França: golfinhos encalham mortos com palavra riscada à faca na pele

Mais golfinhos foram encontrados mortos na costa atlântica francesa, especificamente em Tarnos, sudoeste do país europeu. Os mamíferos tinham a palavra “vu” (visto, verificado, em francês) cortada na pele, um sinal de ação humana, atribuída à indústria da pesca predatória, no crime ambiental.

Desde janeiro, mais de 400 golfinhos apareceram encalhados no litoral francês,  informou o observatório Pelagis, especializado em mamíferos e aves marinhas, lamentando um fenômeno alarmante.

“A maioria dos animais examinados tinham traços de captura acidental e, portanto, morreram em redes de pesca”, explicou Hélène Peltier, pesquisadora do observatório.

A pesca predatória ameaça o futuro dos golfinhos. – AFP

“Desde o início de janeiro (…), mais de 400” corpos de golfinhos foram encontrados encalhados na costa oeste da França, “entre o sul da Bretanha e a fronteira espanhola”, disse ela.

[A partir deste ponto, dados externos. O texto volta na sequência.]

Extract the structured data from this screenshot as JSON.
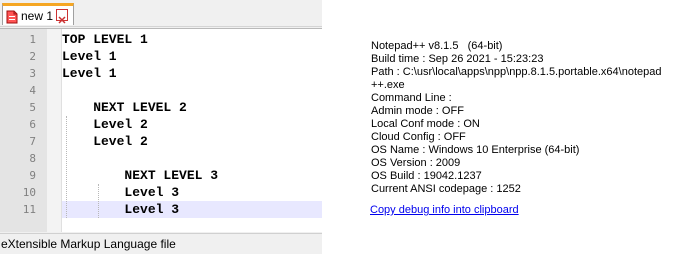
{
  "tab": {
    "label": "new 1",
    "icon": "unsaved-file-icon",
    "close_icon": "close-icon"
  },
  "editor": {
    "lines": [
      {
        "num": "1",
        "text": "TOP LEVEL 1"
      },
      {
        "num": "2",
        "text": "Level 1"
      },
      {
        "num": "3",
        "text": "Level 1"
      },
      {
        "num": "4",
        "text": ""
      },
      {
        "num": "5",
        "text": "    NEXT LEVEL 2"
      },
      {
        "num": "6",
        "text": "    Level 2"
      },
      {
        "num": "7",
        "text": "    Level 2"
      },
      {
        "num": "8",
        "text": ""
      },
      {
        "num": "9",
        "text": "        NEXT LEVEL 3"
      },
      {
        "num": "10",
        "text": "        Level 3"
      },
      {
        "num": "11",
        "text": "        Level 3"
      }
    ],
    "current_line": "11"
  },
  "status": {
    "file_type": "eXtensible Markup Language file"
  },
  "debug": {
    "lines": [
      "Notepad++ v8.1.5   (64-bit)",
      "Build time : Sep 26 2021 - 15:23:23",
      "Path : C:\\usr\\local\\apps\\npp\\npp.8.1.5.portable.x64\\notepad",
      "++.exe",
      "Command Line :",
      "Admin mode : OFF",
      "Local Conf mode : ON",
      "Cloud Config : OFF",
      "OS Name : Windows 10 Enterprise (64-bit)",
      "OS Version : 2009",
      "OS Build : 19042.1237",
      "Current ANSI codepage : 1252"
    ],
    "copy_link": "Copy debug info into clipboard"
  }
}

A associação para a conservação da natureza “France Nature Environment” lamentou em um comunicado um número que “já bate os recordes de invernos anteriores para o mesmo período observado”.

Os golfinhos são cetáceos, a exemplo das baleias, formando uma ordem de mamíferos marinhos. – AFP

“No mesmo período, houve mais (encalhes) este ano do que no ano passado, se olharmos para o mesmo período.  No ano passado, os encalhes mais importantes ocorreram em fevereiro-março, quando contabilizamos 800. Mas esse ano já temos 400 no início de fevereiro. Então a grande questão é saber se a situação vai se acalmar ou não”, apontou Peltier. 

Mais de 400 golfinhos mortos desde janeiro na costa francesa. – AFP

France Nature Environnement pede “uma redução imediata” do número de embarcações de pesca, alertando para o fato de que, todos os anos, “mil carcaças de golfinhos aparecem na costa francesa. E isso é apenas a ponta do iceberg, já que a maioria dos corpos simplesmente afunda no fundo do oceano”.

Medir a extensão do fenômeno é particularmente complexo, de acordo com Hélène Peltier, porque durante as outras estações do ano, “mesmo se houvesse esses eventos, não os veríamos porque os ventos não nos trariam necessariamente os cadáveres”.

Além disso, é difícil identificar as causas. Em parte, porque eles “se alimentam das mesmas presas que o robalo e a pescada, que são alvos de alguns pescadores”, ressalta Peltier. Os cetáceos ficam “presos nas redes e depois entram em pânico e morrem”.